Registering a dog provides not only opportunities to share and enjoy a variety of fulfilling activities with dogs, but also ensures that money is being put back into the canine world. It enables the Kennel Club to run many schemes for the good of dogs and also to be the voice for dogs on behalf of all owners.
If you are interested in seeing a copy of the Kennel Club Annual Report log on to: www.the-kennel-club.org.uk, where you can download this important report straight from the home page and find out how the Kennel Club is standing up for the rights of dogs.
Regional Question Time
The first Regional Question Time was held in June 2003 in Bromsgrove with 80 people attending and the second was held in October in Durham with 100 people attending. The panel consisted of a mix of senior committee members and staff. At both events, the atmosphere was relaxed and open, debate was lively at times with a good cross section of questions presented. The Kennel Gazette has featured many of the questions raised and the answers given. More Question Times are planned for 2004.
Registration Services and Healthcare Insurance
The Client Services team in Aylesbury has maintained excellent service levels across all areas of the business during another period of growth and increased customer demands.
More customer calls were handled in 2003 than in any previous year, with over 355,000 calls being answered. The team achieved several business awards during the year.
Pedigree puppy registrations increased in 2003 by 8.6% with transfers up by 12.9%. It is also encouraging to note that the ratio of transfers to registrations is up by 2.3 percentage points to 62.7%. Litter applications were handled on average in three days with transfers being handled in two days.
Business growth also occurred in a number of other areas including Kennel Name/Affix applications, Imports and Exports services and Enhanced Pedigrees, which have proved to be extremely popular.
The Kennel Club Healthcare Plan continues to grow rapidly and contributes significantly to our commercial income allowing the Kennel Club to continue to invest in the well-being of the dog.

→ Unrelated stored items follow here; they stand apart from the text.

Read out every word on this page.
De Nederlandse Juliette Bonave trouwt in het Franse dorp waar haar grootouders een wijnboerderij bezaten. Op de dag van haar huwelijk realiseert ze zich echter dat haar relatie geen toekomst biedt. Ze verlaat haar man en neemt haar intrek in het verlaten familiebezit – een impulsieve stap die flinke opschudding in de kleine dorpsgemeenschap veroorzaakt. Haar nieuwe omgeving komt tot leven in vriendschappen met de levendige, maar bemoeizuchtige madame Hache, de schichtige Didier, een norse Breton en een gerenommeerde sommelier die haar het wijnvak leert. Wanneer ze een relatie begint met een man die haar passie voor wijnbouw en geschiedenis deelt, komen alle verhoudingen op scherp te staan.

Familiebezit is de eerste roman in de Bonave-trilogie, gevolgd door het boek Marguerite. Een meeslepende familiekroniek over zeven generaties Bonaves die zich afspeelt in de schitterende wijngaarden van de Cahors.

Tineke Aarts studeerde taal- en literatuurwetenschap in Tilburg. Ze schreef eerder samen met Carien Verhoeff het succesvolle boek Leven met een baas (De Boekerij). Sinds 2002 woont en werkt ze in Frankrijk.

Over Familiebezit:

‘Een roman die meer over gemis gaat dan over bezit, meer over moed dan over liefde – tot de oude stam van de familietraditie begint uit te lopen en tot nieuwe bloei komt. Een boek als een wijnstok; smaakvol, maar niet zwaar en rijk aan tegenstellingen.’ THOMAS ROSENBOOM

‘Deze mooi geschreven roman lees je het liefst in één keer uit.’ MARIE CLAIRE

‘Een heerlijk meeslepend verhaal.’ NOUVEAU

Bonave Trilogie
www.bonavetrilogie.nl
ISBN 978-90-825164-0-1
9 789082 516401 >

In 2003 our insurance provider, PetPartners, launched two new plans under the brand names of Petlog and Crufts. These have highly competitive premiums with a level of benefits aimed at all dog owners wishing to plan for unexpected veterinary expense.
Companion Dog Club
Launched in 2001, the Companion Dog Club continues to prosper – providing membership with a whole host of benefits for both crossbreed and pedigree dogs and giving members the opportunity to participate in exclusive Companion Dog Club classes at many of the Companion Dog Shows taking place around the country.
The growth trend in Petlog registrations continued throughout 2003, with an increase of 11% on the previous year. October 2003 saw the introduction of a new element to Petlog Plus in the form of a range of Lost and Found services, providing improved support to those customers who have lost their pet. In particular the introduction of a SMS text messaging service which enables owners and dog wardens to obtain direct access to the system to notify of a lost pet and trigger an alert to agencies in the area to look out for it or, to interrogate the system by scanning and inputting the details of an animal which has been found.